Тут одна из причитальщиц, трясясь всем своим большим телом, выступает вперед, и Анники узнает бабку Хильму. Хильма живет на дальнем краю деревни и считается знаткой — то есть сведущей в заговорах. Говорят, к самой Мьеликки, лесной хозяйке, на поклон ходит. Хильма поводит в воздухе рукой, защищаясь от зла, и хрипло шепчет:
— Закрываю ключом золотым, стрелою огненной, колючей, горючей, громом небесным запечатываю, чтобы не ходило зло ни близко, ни далеко, ни со мной, ни подо мной, ни надо мной, ни ко мне, ни к дому моему. То зло, что на меня пошло, пусть само себя погубит, само себя зверем загрызет, птицей заклюет, змеею закусает, черной нежитью в прах рассыплется…

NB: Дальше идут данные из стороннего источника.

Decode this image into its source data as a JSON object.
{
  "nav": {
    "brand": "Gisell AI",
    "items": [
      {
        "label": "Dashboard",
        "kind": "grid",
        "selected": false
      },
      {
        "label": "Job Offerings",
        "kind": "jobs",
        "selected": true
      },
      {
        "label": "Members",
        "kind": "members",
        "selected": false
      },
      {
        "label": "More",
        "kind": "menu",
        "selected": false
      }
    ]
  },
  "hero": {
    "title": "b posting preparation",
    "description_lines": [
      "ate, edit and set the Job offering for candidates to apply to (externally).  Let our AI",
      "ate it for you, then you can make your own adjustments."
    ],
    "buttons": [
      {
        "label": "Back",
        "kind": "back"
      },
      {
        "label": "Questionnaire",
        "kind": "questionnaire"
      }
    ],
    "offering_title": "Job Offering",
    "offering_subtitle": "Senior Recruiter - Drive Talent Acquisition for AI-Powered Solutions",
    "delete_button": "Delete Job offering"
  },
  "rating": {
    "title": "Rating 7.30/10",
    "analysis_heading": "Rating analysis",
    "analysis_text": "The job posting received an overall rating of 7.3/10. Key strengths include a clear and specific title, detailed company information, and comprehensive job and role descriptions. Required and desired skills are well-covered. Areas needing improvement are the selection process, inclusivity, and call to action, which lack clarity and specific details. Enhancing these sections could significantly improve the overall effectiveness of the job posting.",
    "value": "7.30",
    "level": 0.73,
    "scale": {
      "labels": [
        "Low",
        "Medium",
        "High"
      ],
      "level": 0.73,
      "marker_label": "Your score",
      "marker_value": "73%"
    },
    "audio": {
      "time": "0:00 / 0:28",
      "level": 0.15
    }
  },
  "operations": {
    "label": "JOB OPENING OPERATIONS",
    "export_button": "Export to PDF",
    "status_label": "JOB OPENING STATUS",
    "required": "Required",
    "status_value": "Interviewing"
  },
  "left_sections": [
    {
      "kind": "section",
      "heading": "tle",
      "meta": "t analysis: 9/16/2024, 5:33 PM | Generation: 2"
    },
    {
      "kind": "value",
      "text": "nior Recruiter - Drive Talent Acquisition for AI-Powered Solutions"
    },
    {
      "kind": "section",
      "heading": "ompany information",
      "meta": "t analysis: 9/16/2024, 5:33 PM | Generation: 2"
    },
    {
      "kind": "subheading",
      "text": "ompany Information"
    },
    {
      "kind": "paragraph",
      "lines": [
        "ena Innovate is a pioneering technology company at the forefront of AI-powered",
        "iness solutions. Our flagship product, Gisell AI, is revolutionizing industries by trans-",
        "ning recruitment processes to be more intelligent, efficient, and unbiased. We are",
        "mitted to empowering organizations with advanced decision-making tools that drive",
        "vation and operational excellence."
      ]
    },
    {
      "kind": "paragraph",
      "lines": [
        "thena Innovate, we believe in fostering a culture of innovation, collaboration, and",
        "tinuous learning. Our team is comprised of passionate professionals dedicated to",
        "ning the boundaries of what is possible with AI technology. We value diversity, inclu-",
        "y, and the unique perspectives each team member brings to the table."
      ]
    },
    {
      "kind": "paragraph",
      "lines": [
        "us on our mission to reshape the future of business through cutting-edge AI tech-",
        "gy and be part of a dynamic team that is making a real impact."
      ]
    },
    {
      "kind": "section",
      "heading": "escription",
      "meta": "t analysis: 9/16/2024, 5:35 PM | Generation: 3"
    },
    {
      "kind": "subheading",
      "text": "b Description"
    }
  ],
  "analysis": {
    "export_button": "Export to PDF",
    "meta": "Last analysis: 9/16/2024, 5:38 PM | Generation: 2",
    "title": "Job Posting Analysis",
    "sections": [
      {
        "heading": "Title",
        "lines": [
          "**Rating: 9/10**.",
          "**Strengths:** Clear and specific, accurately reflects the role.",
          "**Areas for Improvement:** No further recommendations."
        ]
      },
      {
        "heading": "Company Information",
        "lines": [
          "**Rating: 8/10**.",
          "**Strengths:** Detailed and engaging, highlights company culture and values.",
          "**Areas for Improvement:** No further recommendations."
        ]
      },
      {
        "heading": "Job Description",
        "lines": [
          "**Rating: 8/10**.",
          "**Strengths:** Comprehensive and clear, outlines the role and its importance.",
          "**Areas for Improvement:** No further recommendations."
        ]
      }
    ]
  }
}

Две другие старухи вторят ей, приближаясь. Их лица кривятся, надвигаются, пальцы тянутся к Анники.
— Калма-смерть через нее смотрит, — трясутся их руки. — Ее сжечь надо!
— Отступись, не твоя больше дочь, — убеждает и Хильма.
Мать только крепче вжимается в Анники. Пекка вырастает у старух на пути, загораживает собой сестру. Он берет у печи ухват и тычет в них, чтобы держались подальше.
— А ну! — кричит. — Не подходи! Не подходи!
Размахивая ухватом, идет на деревенских, срывая голос:
— Пошли вон, все пошли вон!
У дверей начинается давка. Все, кто еще оставался в избе, высыпают в сени и потом на улицу. Даже отец Дюргия не решается противостоять Пекке: вскинув руки, выходит, только глядит хмуро. Хильма задерживается на пороге.
— Смерть свою защищаешь, волчонок, — зло шипит она. — Халтиатуи, одержимую, защищаешь.
— Прочь из моего дома! — Пекка бьет ухватом в пол.